Führt der Einspruch nicht zum gewünschten Ergebnis, bleibt der Gang zum Finanzgericht. Die Klage muss innerhalb eines Monats nach Zurückweisung des Einspruchs erhoben werden. Vor Gericht kann eine unabhängige Überprüfung der Schätzung und der Verfahrensweise des Finanzamts erfolgen.
Unangemessene Hinzuschätzungen
Ist die Steuerschätzung unangemessen, methodisch fehlerhaft oder unverhältnismäßig, bestehen gute Aussichten dagegen vorzugehen. Der Bundesfinanzhof hat bereits mit Urteil vom 26. Februar 2018 entschieden, dass die Ergebnisse einer Steuerschätzung schlüssig, wirtschaftlich möglich und vernünftig sein müssen (Az. X B 53/17). Die Schätzung muss sich demnach an tatsächlichen Anhaltspunkten orientieren, um die Besteuerungsgrundlagen festzulegen. In einem Verfahren muss das Finanzamt nachweisen, dass die Steuerschätzung nachvollziehbar ist.
Wie auch eine Reihe weiterer Urteile zeigt, darf eine Steuerschätzung keine beliebige Maßnahme des Finanzamts sein, sondern ist an strenge rechtliche Vorgaben gebunden. So ist bspw. eine Schätzung ohne einen konkreten Buchführungsmangel unzulässig. Das Finanzamt muss auch die Wahl der Schätzungsmethode begründen können, zudem muss es dem Steuerpflichtigen rechtliches Gehör gewähren.
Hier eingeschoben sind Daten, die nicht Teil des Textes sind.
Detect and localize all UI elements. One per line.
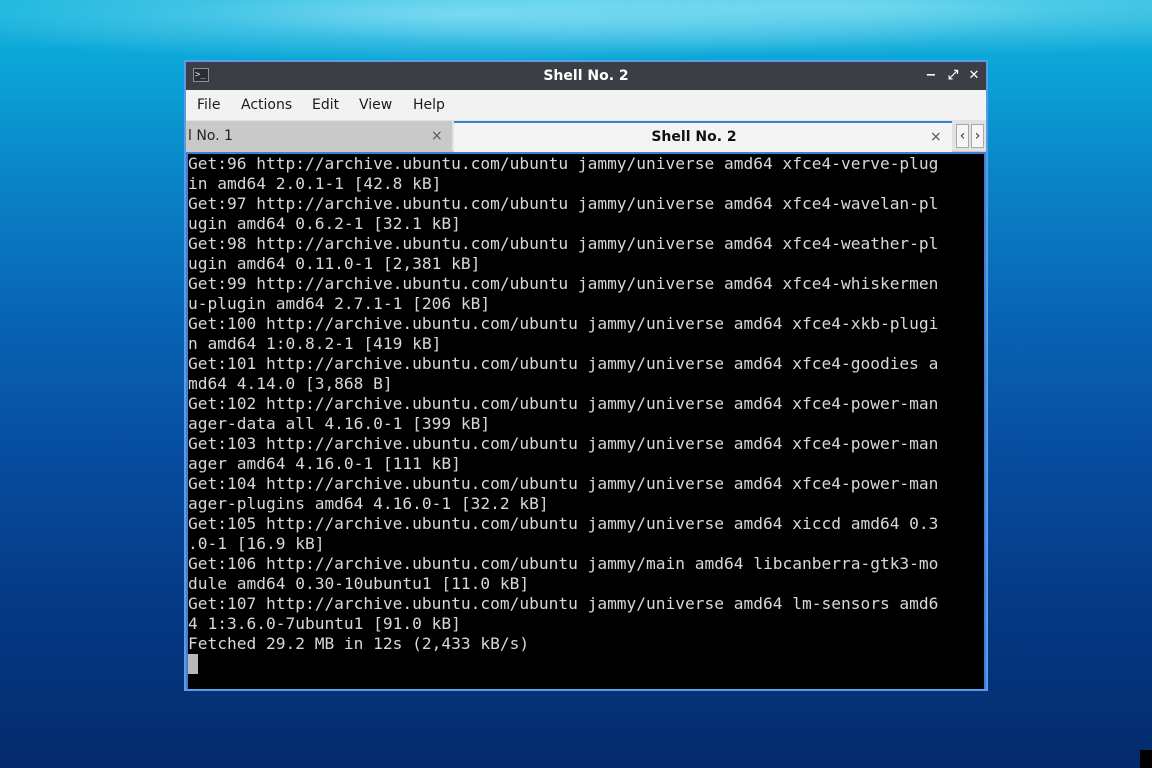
terminal-output[interactable]: Get:96 http://archive.ubuntu.com/ubuntu … [188, 154, 984, 689]
menu-help[interactable]: Help [413, 90, 445, 120]
tab-scroll-right-icon[interactable]: › [971, 124, 984, 148]
terminal-line: dule amd64 0.30-10ubuntu1 [11.0 kB] [188, 574, 530, 593]
tab-close-icon[interactable]: × [930, 123, 942, 152]
window-titlebar[interactable]: >_ Shell No. 2 − ⤢ ✕ [186, 62, 986, 90]
terminal-line: Get:103 http://archive.ubuntu.com/ubuntu… [188, 434, 939, 453]
terminal-line: n amd64 1:0.8.2-1 [419 kB] [188, 334, 442, 353]
menu-bar: File Actions Edit View Help [186, 90, 986, 120]
menu-actions[interactable]: Actions [241, 90, 292, 120]
terminal-line: Get:98 http://archive.ubuntu.com/ubuntu … [188, 234, 939, 253]
tab-scroll-left-icon[interactable]: ‹ [956, 124, 969, 148]
terminal-line: .0-1 [16.9 kB] [188, 534, 325, 553]
terminal-line: md64 4.14.0 [3,868 B] [188, 374, 393, 393]
terminal-line: Get:107 http://archive.ubuntu.com/ubuntu… [188, 594, 939, 613]
tab-shell-2[interactable]: Shell No. 2 × [454, 121, 952, 152]
terminal-line: Get:97 http://archive.ubuntu.com/ubuntu … [188, 194, 939, 213]
screen-corner [1140, 750, 1152, 768]
terminal-line: Get:105 http://archive.ubuntu.com/ubuntu… [188, 514, 939, 533]
menu-edit[interactable]: Edit [312, 90, 339, 120]
tab-shell-1[interactable]: l No. 1 × [186, 121, 452, 151]
terminal-line: Get:96 http://archive.ubuntu.com/ubuntu … [188, 154, 939, 173]
terminal-line: in amd64 2.0.1-1 [42.8 kB] [188, 174, 442, 193]
close-button[interactable]: ✕ [965, 67, 983, 85]
tab-label: Shell No. 2 [651, 129, 737, 145]
terminal-window[interactable]: >_ Shell No. 2 − ⤢ ✕ File Actions Edit V… [184, 60, 988, 691]
terminal-line: 4 1:3.6.0-7ubuntu1 [91.0 kB] [188, 614, 461, 633]
terminal-line: ugin amd64 0.6.2-1 [32.1 kB] [188, 214, 461, 233]
terminal-line: Get:106 http://archive.ubuntu.com/ubuntu… [188, 554, 939, 573]
tab-close-icon[interactable]: × [431, 121, 443, 151]
terminal-line: Get:101 http://archive.ubuntu.com/ubuntu… [188, 354, 939, 373]
terminal-line: ager-data all 4.16.0-1 [399 kB] [188, 414, 491, 433]
minimize-button[interactable]: − [922, 67, 940, 85]
terminal-line: u-plugin amd64 2.7.1-1 [206 kB] [188, 294, 491, 313]
maximize-button[interactable]: ⤢ [944, 67, 962, 85]
terminal-line: Get:100 http://archive.ubuntu.com/ubuntu… [188, 314, 939, 333]
terminal-line: Get:102 http://archive.ubuntu.com/ubuntu… [188, 394, 939, 413]
window-title: Shell No. 2 [543, 68, 629, 84]
menu-view[interactable]: View [359, 90, 392, 120]
menu-file[interactable]: File [197, 90, 220, 120]
terminal-line: Get:99 http://archive.ubuntu.com/ubuntu … [188, 274, 939, 293]
terminal-line: ager-plugins amd64 4.16.0-1 [32.2 kB] [188, 494, 549, 513]
tab-bar: l No. 1 × Shell No. 2 × ‹ › [186, 120, 986, 152]
terminal-line: Get:104 http://archive.ubuntu.com/ubuntu… [188, 474, 939, 493]
terminal-cursor [188, 654, 198, 674]
tab-label: l No. 1 [188, 128, 233, 144]
terminal-line: ager amd64 4.16.0-1 [111 kB] [188, 454, 461, 473]
terminal-line: Fetched 29.2 MB in 12s (2,433 kB/s) [188, 634, 530, 653]
terminal-line: ugin amd64 0.11.0-1 [2,381 kB] [188, 254, 481, 273]
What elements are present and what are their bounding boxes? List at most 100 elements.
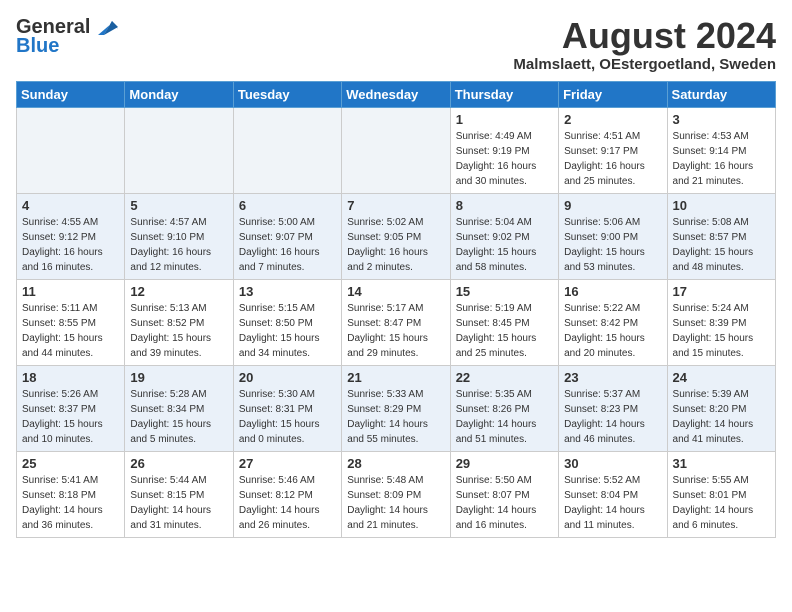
calendar-day-cell: 13 Sunrise: 5:15 AM Sunset: 8:50 PM Dayli… <box>233 279 341 365</box>
day-number: 28 <box>347 456 444 471</box>
logo-icon <box>90 17 120 39</box>
day-info: Sunrise: 5:00 AM Sunset: 9:07 PM Dayligh… <box>239 215 336 275</box>
calendar-day-cell: 31 Sunrise: 5:55 AM Sunset: 8:01 PM Dayli… <box>667 451 775 537</box>
calendar-day-cell: 25 Sunrise: 5:41 AM Sunset: 8:18 PM Dayli… <box>17 451 125 537</box>
day-info: Sunrise: 5:08 AM Sunset: 8:57 PM Dayligh… <box>673 215 770 275</box>
calendar-day-cell: 26Sunrise: 5:44 AM Sunset: 8:15 PM Dayli… <box>125 451 233 537</box>
calendar-day-cell: 14 Sunrise: 5:17 AM Sunset: 8:47 PM Dayli… <box>342 279 450 365</box>
calendar-day-cell <box>17 107 125 193</box>
day-number: 1 <box>456 112 553 127</box>
day-number: 14 <box>347 284 444 299</box>
day-info: Sunrise: 5:48 AM Sunset: 8:09 PM Dayligh… <box>347 473 444 533</box>
calendar-day-cell: 3 Sunrise: 4:53 AM Sunset: 9:14 PM Daylig… <box>667 107 775 193</box>
calendar-day-cell: 10 Sunrise: 5:08 AM Sunset: 8:57 PM Dayli… <box>667 193 775 279</box>
calendar-week-row: 1Sunrise: 4:49 AM Sunset: 9:19 PM Daylig… <box>17 107 776 193</box>
calendar-day-cell: 12Sunrise: 5:13 AM Sunset: 8:52 PM Dayli… <box>125 279 233 365</box>
day-info: Sunrise: 5:19 AM Sunset: 8:45 PM Dayligh… <box>456 301 553 361</box>
calendar-day-cell: 11 Sunrise: 5:11 AM Sunset: 8:55 PM Dayli… <box>17 279 125 365</box>
day-number: 19 <box>130 370 227 385</box>
calendar-day-cell: 21 Sunrise: 5:33 AM Sunset: 8:29 PM Dayli… <box>342 365 450 451</box>
calendar-table: SundayMondayTuesdayWednesdayThursdayFrid… <box>16 81 776 538</box>
title-block: August 2024 Malmslaett, OEstergoetland, … <box>513 16 776 73</box>
day-number: 12 <box>130 284 227 299</box>
calendar-day-cell: 24 Sunrise: 5:39 AM Sunset: 8:20 PM Dayli… <box>667 365 775 451</box>
day-number: 11 <box>22 284 119 299</box>
day-info: Sunrise: 5:11 AM Sunset: 8:55 PM Dayligh… <box>22 301 119 361</box>
day-number: 17 <box>673 284 770 299</box>
day-info: Sunrise: 5:46 AM Sunset: 8:12 PM Dayligh… <box>239 473 336 533</box>
day-number: 25 <box>22 456 119 471</box>
day-of-week-header: Friday <box>559 81 667 107</box>
day-number: 24 <box>673 370 770 385</box>
day-number: 29 <box>456 456 553 471</box>
day-info: Sunrise: 4:53 AM Sunset: 9:14 PM Dayligh… <box>673 129 770 189</box>
day-info: Sunrise: 5:22 AM Sunset: 8:42 PM Dayligh… <box>564 301 661 361</box>
day-number: 31 <box>673 456 770 471</box>
calendar-day-cell: 1Sunrise: 4:49 AM Sunset: 9:19 PM Daylig… <box>450 107 558 193</box>
day-info: Sunrise: 5:26 AM Sunset: 8:37 PM Dayligh… <box>22 387 119 447</box>
calendar-week-row: 25 Sunrise: 5:41 AM Sunset: 8:18 PM Dayli… <box>17 451 776 537</box>
calendar-day-cell: 17 Sunrise: 5:24 AM Sunset: 8:39 PM Dayli… <box>667 279 775 365</box>
day-number: 5 <box>130 198 227 213</box>
day-info: Sunrise: 5:41 AM Sunset: 8:18 PM Dayligh… <box>22 473 119 533</box>
day-info: Sunrise: 5:37 AM Sunset: 8:23 PM Dayligh… <box>564 387 661 447</box>
day-info: Sunrise: 5:24 AM Sunset: 8:39 PM Dayligh… <box>673 301 770 361</box>
day-number: 21 <box>347 370 444 385</box>
calendar-day-cell: 19 Sunrise: 5:28 AM Sunset: 8:34 PM Dayli… <box>125 365 233 451</box>
day-info: Sunrise: 5:33 AM Sunset: 8:29 PM Dayligh… <box>347 387 444 447</box>
location-subtitle: Malmslaett, OEstergoetland, Sweden <box>513 56 776 73</box>
day-number: 2 <box>564 112 661 127</box>
day-number: 4 <box>22 198 119 213</box>
day-info: Sunrise: 5:17 AM Sunset: 8:47 PM Dayligh… <box>347 301 444 361</box>
day-of-week-header: Thursday <box>450 81 558 107</box>
day-number: 16 <box>564 284 661 299</box>
calendar-day-cell: 5 Sunrise: 4:57 AM Sunset: 9:10 PM Daylig… <box>125 193 233 279</box>
day-of-week-header: Monday <box>125 81 233 107</box>
day-number: 15 <box>456 284 553 299</box>
calendar-day-cell <box>342 107 450 193</box>
day-info: Sunrise: 4:57 AM Sunset: 9:10 PM Dayligh… <box>130 215 227 275</box>
calendar-day-cell: 2 Sunrise: 4:51 AM Sunset: 9:17 PM Daylig… <box>559 107 667 193</box>
day-info: Sunrise: 5:30 AM Sunset: 8:31 PM Dayligh… <box>239 387 336 447</box>
calendar-day-cell: 18 Sunrise: 5:26 AM Sunset: 8:37 PM Dayli… <box>17 365 125 451</box>
day-info: Sunrise: 5:55 AM Sunset: 8:01 PM Dayligh… <box>673 473 770 533</box>
day-number: 7 <box>347 198 444 213</box>
day-number: 9 <box>564 198 661 213</box>
day-number: 30 <box>564 456 661 471</box>
day-info: Sunrise: 5:28 AM Sunset: 8:34 PM Dayligh… <box>130 387 227 447</box>
calendar-week-row: 4Sunrise: 4:55 AM Sunset: 9:12 PM Daylig… <box>17 193 776 279</box>
page-header: General Blue August 2024 Malmslaett, OEs… <box>16 16 776 73</box>
month-year-title: August 2024 <box>513 16 776 56</box>
calendar-day-cell: 15 Sunrise: 5:19 AM Sunset: 8:45 PM Dayli… <box>450 279 558 365</box>
day-info: Sunrise: 4:51 AM Sunset: 9:17 PM Dayligh… <box>564 129 661 189</box>
calendar-day-cell: 28 Sunrise: 5:48 AM Sunset: 8:09 PM Dayli… <box>342 451 450 537</box>
day-number: 23 <box>564 370 661 385</box>
day-number: 18 <box>22 370 119 385</box>
days-of-week-row: SundayMondayTuesdayWednesdayThursdayFrid… <box>17 81 776 107</box>
day-of-week-header: Wednesday <box>342 81 450 107</box>
day-info: Sunrise: 5:06 AM Sunset: 9:00 PM Dayligh… <box>564 215 661 275</box>
day-number: 8 <box>456 198 553 213</box>
calendar-day-cell: 27 Sunrise: 5:46 AM Sunset: 8:12 PM Dayli… <box>233 451 341 537</box>
calendar-day-cell <box>233 107 341 193</box>
day-number: 3 <box>673 112 770 127</box>
calendar-day-cell: 29 Sunrise: 5:50 AM Sunset: 8:07 PM Dayli… <box>450 451 558 537</box>
calendar-day-cell: 20Sunrise: 5:30 AM Sunset: 8:31 PM Dayli… <box>233 365 341 451</box>
calendar-day-cell: 30 Sunrise: 5:52 AM Sunset: 8:04 PM Dayli… <box>559 451 667 537</box>
calendar-day-cell: 8Sunrise: 5:04 AM Sunset: 9:02 PM Daylig… <box>450 193 558 279</box>
day-number: 10 <box>673 198 770 213</box>
day-number: 13 <box>239 284 336 299</box>
day-number: 27 <box>239 456 336 471</box>
day-info: Sunrise: 5:35 AM Sunset: 8:26 PM Dayligh… <box>456 387 553 447</box>
day-info: Sunrise: 5:50 AM Sunset: 8:07 PM Dayligh… <box>456 473 553 533</box>
day-info: Sunrise: 5:52 AM Sunset: 8:04 PM Dayligh… <box>564 473 661 533</box>
day-info: Sunrise: 5:15 AM Sunset: 8:50 PM Dayligh… <box>239 301 336 361</box>
day-of-week-header: Sunday <box>17 81 125 107</box>
day-info: Sunrise: 5:39 AM Sunset: 8:20 PM Dayligh… <box>673 387 770 447</box>
logo: General Blue <box>16 16 120 58</box>
calendar-day-cell: 4Sunrise: 4:55 AM Sunset: 9:12 PM Daylig… <box>17 193 125 279</box>
calendar-week-row: 11 Sunrise: 5:11 AM Sunset: 8:55 PM Dayli… <box>17 279 776 365</box>
day-info: Sunrise: 5:02 AM Sunset: 9:05 PM Dayligh… <box>347 215 444 275</box>
calendar-day-cell: 6Sunrise: 5:00 AM Sunset: 9:07 PM Daylig… <box>233 193 341 279</box>
day-number: 26 <box>130 456 227 471</box>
Möglichkeiten der Steuerpflichtigen
Steuerpflichtige, die mit einer Schätzung konfrontiert sind, sollten prüfen, ob die Voraussetzungen überhaupt vorlagen und ob die angewandte Schätzungsmethode angemessen ist. Ihm stehen rechtliche Wege von der Stellungnahme zum Prüfungsbericht über den Einspruch bis hin zur Klage offen. Wichtig ist, möglichst frühzeitig steuerlichen Rat einzuholen. Nur so lässt sich vermeiden, dass eine überhöhte Schätzung bestandskräftig wird und zu einer erheblichen steuerlichen Mehrbelastung führt.